Using hundreds of thousands of data from previous biochemical assays and a database on the gene expression of cancer cells, the researchers have developed a computational model that analyses how variations in pH affect the activity of almost 2000 metabolic enzymes. “We are a computational lab and we are devoted to systems biology. We wanted to address the question on a large scale,” says Miquel Duran-Frigola, Associate Researcher with the Structural Bioinformatics and Network Biology lab, headed by ICREA researcher Patrick Aloy. “Understanding the link between metabolic pathways that work better under different pHs can give us an idea about the mechanisms used by cancer to survive at basic pH,” explains Duran-Frigola.

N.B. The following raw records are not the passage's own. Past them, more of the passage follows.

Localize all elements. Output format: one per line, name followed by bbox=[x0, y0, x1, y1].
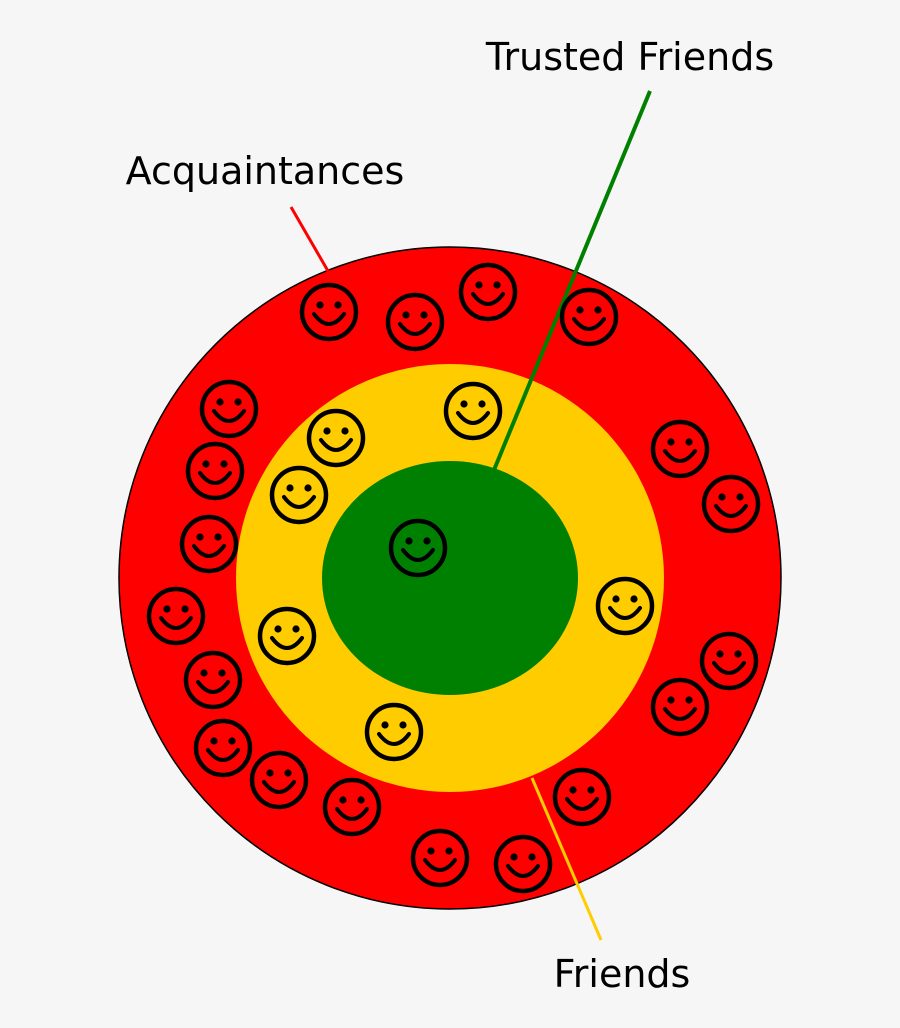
smiley-face-icon bbox=[653, 422, 707, 476]
smiley-face-icon bbox=[391, 521, 445, 575]
smiley-face-icon bbox=[367, 705, 421, 759]
trusted-friends-pointer-line bbox=[492, 90, 652, 471]
friends-label: Friends bbox=[554, 952, 691, 996]
smiley-face-icon bbox=[562, 290, 616, 344]
smiley-face-icon bbox=[413, 831, 467, 885]
smiley-face-icon bbox=[555, 770, 609, 824]
smiley-face-icon bbox=[702, 634, 756, 688]
smiley-face-icon bbox=[188, 444, 242, 498]
smiley-face-icon bbox=[704, 477, 758, 531]
smiley-face-icon bbox=[182, 517, 236, 571]
smiley-face-icon bbox=[309, 411, 363, 465]
smiley-face-icon bbox=[653, 680, 707, 734]
smiley-face-icon bbox=[202, 382, 256, 436]
smiley-face-icon bbox=[272, 468, 326, 522]
trusted-friends-core bbox=[322, 461, 578, 695]
acquaintances-pointer-line bbox=[289, 206, 330, 272]
smiley-face-icon bbox=[446, 384, 500, 438]
acquaintances-label: Acquaintances bbox=[126, 149, 405, 193]
smiley-face-icon bbox=[196, 721, 250, 775]
smiley-face-icon bbox=[252, 753, 306, 807]
smiley-face-icon bbox=[302, 285, 356, 339]
smiley-face-icon bbox=[598, 579, 652, 633]
smiley-face-icon bbox=[388, 295, 442, 349]
smiley-face-icon bbox=[260, 609, 314, 663]
trusted-friend-faces bbox=[391, 521, 445, 575]
smiley-face-icon bbox=[325, 780, 379, 834]
trusted-friends-label: Trusted Friends bbox=[485, 35, 774, 79]
smiley-face-icon bbox=[149, 589, 203, 643]
smiley-face-icon bbox=[461, 265, 515, 319]
friends-pointer-line bbox=[530, 777, 603, 941]
smiley-face-icon bbox=[186, 653, 240, 707]
smiley-face-icon bbox=[496, 837, 550, 891]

Acidification as an objective
The researchers have confirmed the hypothesis that they initially formulated. According to this hypothesis, if cancer cells proliferate easily in an alkaline environment, then they would be more vulnerable under acidic conditions. This paves the way to considering the acidification of the cancer cells themselves, combined with more conventional therapies, as a good therapeutic strategy.
New therapeutic targets
Furthermore, the researchers have identified the metabolic enzymes that work synergistically with intracellular acidity in the development of cancer, thus revealing these molecules as possible therapeutic targets. Indeed, five of these potential targets have already been tested in the lab using breast cancer cell lines and have yielded promising results.
“This work is still very academic, but we believe that some of the targets identified are ready to be tested in animals, thus allowing us to move into more advanced pre-clinical trial stages,” says Miquel Duran-Frigola. The study, which has been performed in collaboration with the Moffitt Cancer Center and the University of Maryland, both in the US, has been published in Nature Communications.